Now use the function allocate_electorate to allocate each SA1 to the electoral boundary in which it sits.

mapping_c11_e13 <- allocate_electorate(centroids_ls = centroids_sa1_2011, electorates_sf = sF_13, census_year = "2011", election_year = "2013")

Next the weighted_avg_census_sa1 function applies a weighted average of SA1 characteristics for each electorate using the SA1 populations as weights. This uses abs2011_cd which is the equivalent of abs2011 in eechidna1, but with each row corresponding with an SA1. Again, this is too large to include in the repo.

census_aec13_11 <- weighted_avg_census_sa1(mapping_df = mapping_c11_e13, abs_df = abs2011_cd)

We repeat this for the 2016 Census.

centroids_sa1_2016 <- extract_centroids(sF16_sa1)
mapping_c16_e13 <- allocate_electorate(centroids_ls = centroids_sa1_2016, electorates_sf = sF_13, census_year = "2016", election_year = "2013")
census_aec13_16 <- weighted_avg_census_sa1(mapping_df = mapping_c16_e13, abs_df = abs2016_cd)

Now we can linearly interpolate between 2011 and 2016 to arrive at our final estimate of Census data for the electorates in place at the 2013 federal election.
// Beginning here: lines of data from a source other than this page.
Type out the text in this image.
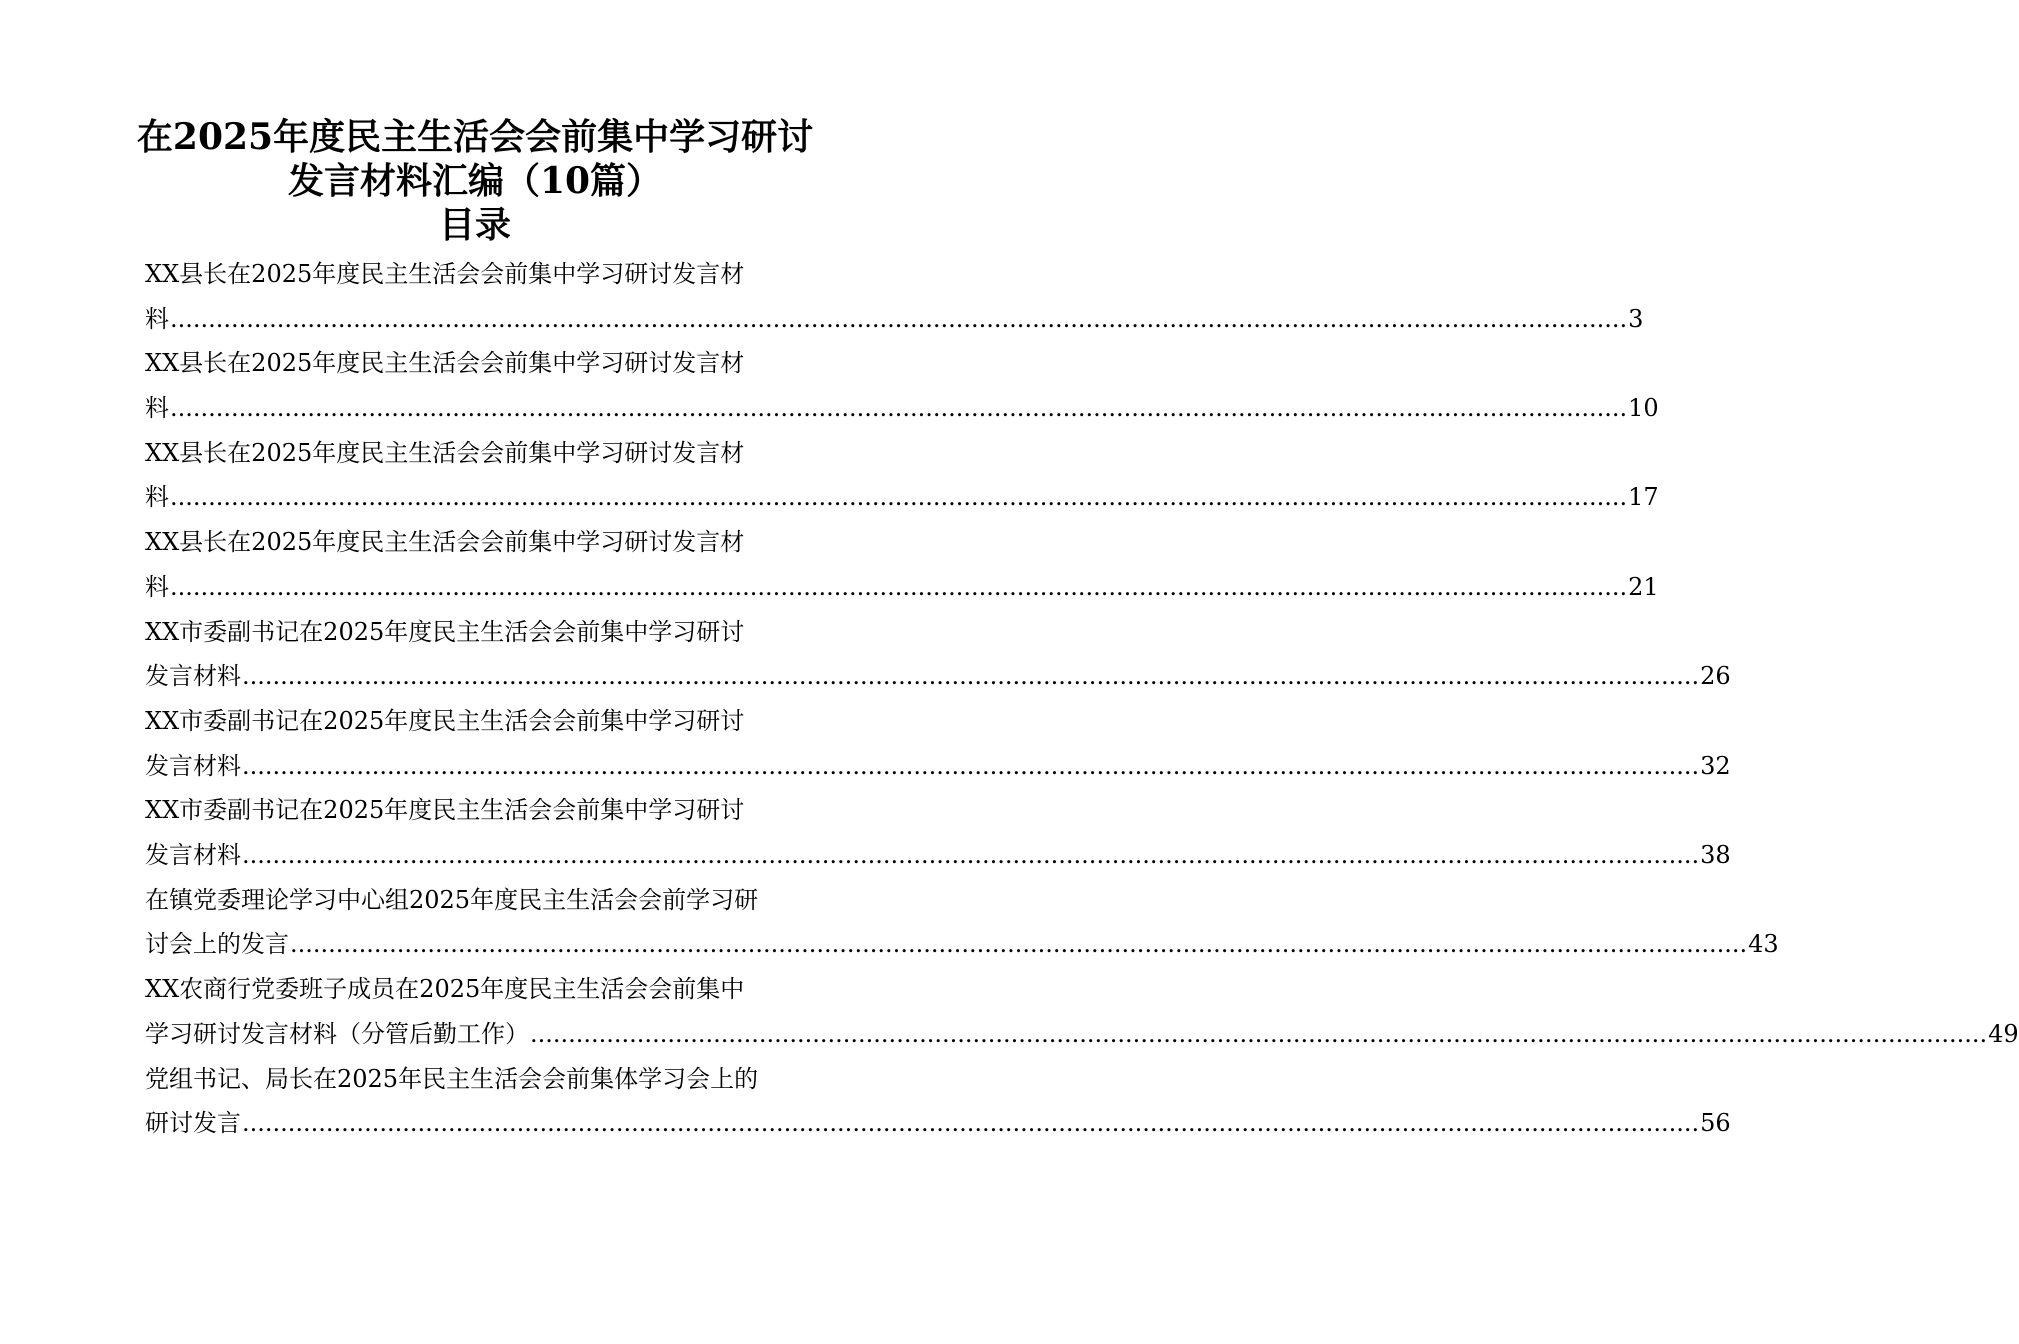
在2025年度民主生活会会前集中学习研讨
发言材料汇编（10篇）
目录
XX县长在2025年度民主生活会会前集中学习研讨发言材
料 ............................................................................................................................................................................................... 3
XX县长在2025年度民主生活会会前集中学习研讨发言材
料 ............................................................................................................................................................................................... 10
XX县长在2025年度民主生活会会前集中学习研讨发言材
料 ............................................................................................................................................................................................... 17
XX县长在2025年度民主生活会会前集中学习研讨发言材
料 ............................................................................................................................................................................................... 21
XX市委副书记在2025年度民主生活会会前集中学习研讨
发言材料 ............................................................................................................................................................................................... 26
XX市委副书记在2025年度民主生活会会前集中学习研讨
发言材料 ............................................................................................................................................................................................... 32
XX市委副书记在2025年度民主生活会会前集中学习研讨
发言材料 ............................................................................................................................................................................................... 38
在镇党委理论学习中心组2025年度民主生活会会前学习研
讨会上的发言 ............................................................................................................................................................................................... 43
XX农商行党委班子成员在2025年度民主生活会会前集中
学习研讨发言材料（分管后勤工作） ............................................................................................................................................................................................... 49
党组书记、局长在2025年民主生活会会前集体学习会上的
研讨发言 ............................................................................................................................................................................................... 56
This involves using inverse distance weighting (power of 1).

# Linearly interpolate using inverse distance weighting (power of 1)
abs2013 <- (2/5)*(select(census_aec13_16, -DivisionNm)) + (3/5)*(select(census_aec13_11, -DivisionNm))

# Maintain division names
abs2013$DivisionNm <- census_aec13_16$DivisionNm

abs2013 %>% select(DivisionNm, Age00_04, Age05_14, Age15_19, BachelorAbv, MedianPersonalIncome, Owned, NoReligion) %>%
  head() %>% 
  kable
DivisionNm Age00_04 Age05_14 Age15_19 BachelorAbv MedianPersonalIncome Owned NoReligion
ADELAIDE 5.233431 9.525292 5.798392 32.026265 479.2099 28.92356 30.89500
ASTON 5.857371 12.317517 7.088707 20.278193 458.3521 34.28622 27.50937
BALLARAT 6.502042 12.982534 6.914297 16.500943 406.2691 34.17926 31.20523
BANKS 6.056353 11.479071 6.174769 24.902730 421.4060 34.85625 22.54929
BARKER 5.949816 12.904095 6.215134 8.145889 386.6909 36.01356 30.27061
BARTON 6.330059 10.807894 5.271060 23.877154 435.3009 36.15573 16.12376

Summary

We have demonstrated how to use the functions needed to impute Census information for 2004, 2007, 2010 and 2013 elections. For future elections, the same functions can be used, and rather than interpolating over time, simply use the previous Census, until another Census is made available (as we have done with 2019).